Ses proches jugent cependant que Gérald Darmanin dispose d’une arme secrète pour continuer à occuper les esprits : son positionnement de défense de « la droite sociale et populaire » qu’il alimente régulièrement en évoquant sa propre famille.
En route vers « les plus modestes »
Mère « femme de ménage » avant d’être concierge à la Banque de France, « pas d’études majeures » pour celui qui est pourtant allé à Sciences-Po Lille, grand-père carabinier algérien prénommé Moussa qui lui a donné son deuxième prénom. .. Ce qui, espère l’ancien locataire de la place Beauvau, lui donnera une certaine crédibilité en la matière.
Avec un calcul très simple : conquérir les ouvriers et salariés dont le vote pourrait faire pencher la prochaine campagne élyséenne et comme modèle Nicolas Sarkozy version 2007.
« C’est assez logique comme positionnement. La droite a toujours gagné en parlant aux plus modestes, que ce soit en 1995 avec la ‘fracture sociale’ de Jacques Chirac ou ‘travailler plus pour gagner plus’», analyse la députée LR Virginie Duby-Muller.
« Qui, aujourd’hui, parle aux classes populaires sur des sujets qui les concernent comme le pouvoir d’achat, la sécurité, la justice sociale ? C’est Darmanin et il est un peu seul», défend le député LR Alexandre Vincendet.
« Un calcul électoral non lié à ses origines »
L’hiver dernier, Gérald Darmanin évoquait même dans les colonnes de Paris Match, entre quelques photos avec sa femme et ses enfants, vouloir retrouver “le bon sens comme boussole”, quelques mots qui sonnent comme un slogan de campagne. Au risque de parfois agacer.
« Cela ne me dérange pas qu’il joue le petit bonhomme du peuple, mais quand il a débuté sa carrière, son adresse était 1 rue du Louvre à Paris. Le dimanche, il allait pêcher dans l’étang de son père, près de Valenciennes», fustige l’ancien député Christian Vanneste qui employait autrefois Gérald Darmanin comme collaborateur.
« Aujourd’hui, il se dit qu’il doit aller à gauche, mais c’est un calcul électoral. Ce n’est pas lié à ses origines», critique encore l’ex-parlementaire, évincé de sa circonscription en 2012 par son ex-protégé.

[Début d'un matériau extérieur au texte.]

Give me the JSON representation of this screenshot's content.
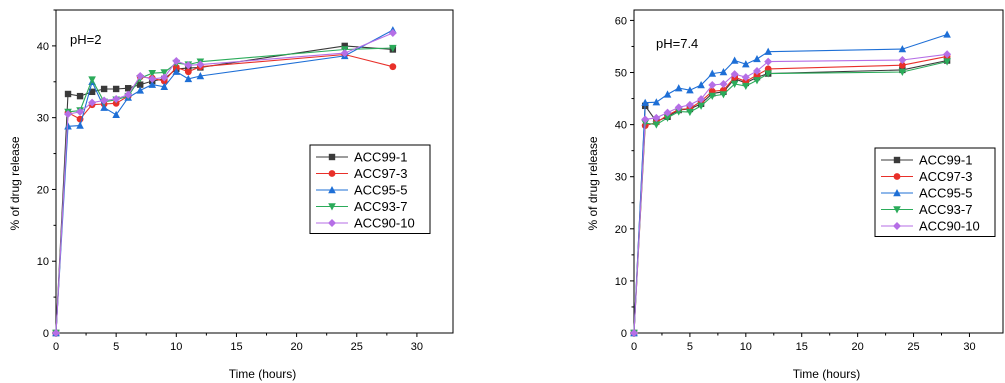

“Une traversée du désert n’empêche pas de retourner au firmament”
Peu importe. Autour de saucisses, frites et bières, au menu déjà annoncé à la presse, Gérald Darmanin devrait donc développer la question sociale en s’appuyant sur ses récentes lectures du sociologue Pierre Rosanvallon ou du géographe aux analyses polémiques Christophe Guilluy.
Suffisant pour marquer les esprits dans une période politique mouvementée et prendre position sans position nationale ?
« Vous savez, devoir traverser le désert arrive dans une vie politique et cela ne vous empêche pas de revenir au firmament à un moment donné. Nicolas Sarkozy peut en témoigner», sourit Alexandre Vincendet.
“L’amitié n’est pas un soutien”
« Il dit qu’il va aller jusqu’au bout de l’élection présidentielle. Je ne sais pas. Je le vois se rapprocher d’Édouard Philippe. Si ça ne décolle pas pour lui dans les sondages, je doute qu’il persiste», relativise un député de la Renaissance.
“Je pense qu’il faut soutenir les mieux placés (pour gagner en 2027) car je crois que Madame Le Pen peut gagner l’élection présidentielle”, expliquait-il en décembre dernier à Brut.
Un proche de Gérald Darmanin sourit à l’évocation d’un éventuel retrait en faveur d’Édouard Philippe tandis qu’un de ses proches a rejoint son groupe à l’Assemblée et les deux hommes aiment afficher leur proximité.
“Vous savez, l’amitié n’est pas un soutien.” Voilà l’ancien Premier ministre prévenu.